The importance of assessment was clearly recognised. It is axiomatic that “assessment drives learning”; consequently any documents produced would be a major influence on what trainees perceived they needed to learn. Thus it was felt that assessment methods must be appropriate to postmembership training, higher specialist training being the last step before taking up a consultant post.
To provide standardisation, assessment was based around the RCPCH logbook. This would also address the shared concern of trainers and trainees that without guidance trainers could be practising and applying very different standards (table 4).
The quality of teaching ultimately depends on the teachers12 and their provision with adequate resources. Modern technology and educational theories may help but cannot be regarded as a substitute. Standards will be determined by the attitudes and skills of consultants in post; “training the trainer” will thus be a central theme for the future. The skills needed for supervision, face to face teaching, and educational organisation are not always innate. Coles13 has shown the value of providing opportunities for consultants to develop teaching skills. Such courses also raise the profile and importance of teaching.
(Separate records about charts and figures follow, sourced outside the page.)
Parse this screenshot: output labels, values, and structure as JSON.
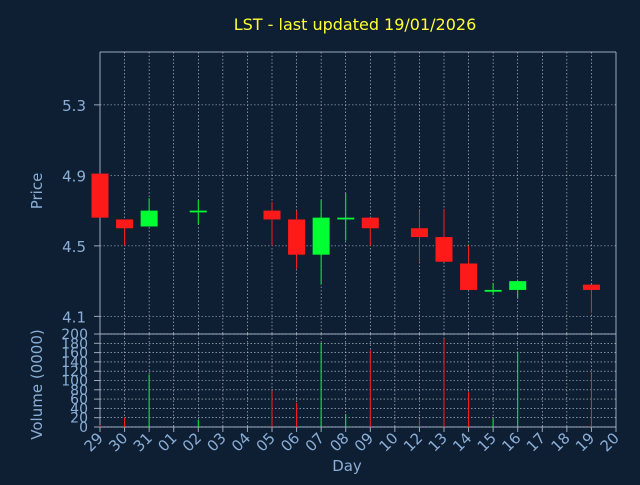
{
  "title": "LST - last updated 19/01/2026",
  "colors": {
    "background": "#0f1f33",
    "title": "#ffff33",
    "axis_text": "#8aaed6",
    "frame": "#9aa9ba",
    "grid": "#c9d2dc",
    "up": "#00ff33",
    "down": "#ff1a1a"
  },
  "chart_data": [
    {
      "type": "candlestick",
      "ylabel": "Price",
      "ylim": [
        4.0,
        5.6
      ],
      "yticks": [
        4.1,
        4.5,
        4.9,
        5.3
      ],
      "grid": true,
      "categories": [
        "29",
        "30",
        "31",
        "01",
        "02",
        "03",
        "04",
        "05",
        "06",
        "07",
        "08",
        "09",
        "10",
        "12",
        "13",
        "14",
        "15",
        "16",
        "17",
        "18",
        "19",
        "20"
      ],
      "candles": [
        {
          "x": "29",
          "open": 4.91,
          "close": 4.66,
          "high": 4.91,
          "low": 4.66
        },
        {
          "x": "30",
          "open": 4.65,
          "close": 4.6,
          "high": 4.65,
          "low": 4.5
        },
        {
          "x": "31",
          "open": 4.61,
          "close": 4.7,
          "high": 4.77,
          "low": 4.61
        },
        {
          "x": "02",
          "open": 4.69,
          "close": 4.7,
          "high": 4.76,
          "low": 4.62
        },
        {
          "x": "05",
          "open": 4.7,
          "close": 4.65,
          "high": 4.75,
          "low": 4.5
        },
        {
          "x": "06",
          "open": 4.65,
          "close": 4.45,
          "high": 4.7,
          "low": 4.37
        },
        {
          "x": "07",
          "open": 4.45,
          "close": 4.66,
          "high": 4.76,
          "low": 4.28
        },
        {
          "x": "08",
          "open": 4.65,
          "close": 4.66,
          "high": 4.8,
          "low": 4.53
        },
        {
          "x": "09",
          "open": 4.66,
          "close": 4.6,
          "high": 4.66,
          "low": 4.5
        },
        {
          "x": "12",
          "open": 4.6,
          "close": 4.55,
          "high": 4.7,
          "low": 4.41
        },
        {
          "x": "13",
          "open": 4.55,
          "close": 4.41,
          "high": 4.71,
          "low": 4.41
        },
        {
          "x": "14",
          "open": 4.4,
          "close": 4.25,
          "high": 4.5,
          "low": 4.25
        },
        {
          "x": "15",
          "open": 4.24,
          "close": 4.25,
          "high": 4.29,
          "low": 4.22
        },
        {
          "x": "16",
          "open": 4.25,
          "close": 4.3,
          "high": 4.3,
          "low": 4.2
        },
        {
          "x": "19",
          "open": 4.28,
          "close": 4.25,
          "high": 4.28,
          "low": 4.12
        }
      ]
    },
    {
      "type": "bar",
      "ylabel": "Volume (0000)",
      "xlabel": "Day",
      "ylim": [
        0,
        200
      ],
      "yticks": [
        0,
        20,
        40,
        60,
        80,
        100,
        120,
        140,
        160,
        180,
        200
      ],
      "grid": true,
      "categories": [
        "29",
        "30",
        "31",
        "01",
        "02",
        "03",
        "04",
        "05",
        "06",
        "07",
        "08",
        "09",
        "10",
        "12",
        "13",
        "14",
        "15",
        "16",
        "17",
        "18",
        "19",
        "20"
      ],
      "bars": [
        {
          "x": "29",
          "value": 4,
          "direction": "down"
        },
        {
          "x": "30",
          "value": 20,
          "direction": "down"
        },
        {
          "x": "31",
          "value": 113,
          "direction": "up"
        },
        {
          "x": "02",
          "value": 15,
          "direction": "up"
        },
        {
          "x": "05",
          "value": 78,
          "direction": "down"
        },
        {
          "x": "06",
          "value": 52,
          "direction": "down"
        },
        {
          "x": "07",
          "value": 180,
          "direction": "up"
        },
        {
          "x": "08",
          "value": 28,
          "direction": "up"
        },
        {
          "x": "09",
          "value": 165,
          "direction": "down"
        },
        {
          "x": "12",
          "value": 15,
          "direction": "down"
        },
        {
          "x": "13",
          "value": 190,
          "direction": "down"
        },
        {
          "x": "14",
          "value": 75,
          "direction": "down"
        },
        {
          "x": "15",
          "value": 18,
          "direction": "up"
        },
        {
          "x": "16",
          "value": 162,
          "direction": "up"
        },
        {
          "x": "19",
          "value": 115,
          "direction": "down"
        }
      ]
    }
  ]
}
The introduction of structured training has given those responsible for the training of paediatricians a huge task. It can be seen, however, as an opportunity to evaluate and improve future training. Our previously ad hoc methods of training can be turned into systematic, objective, evidence-based learning and teaching experiences. The process will need to be reviewed and refined in the light of experience, changing clinical practice, and educational advice.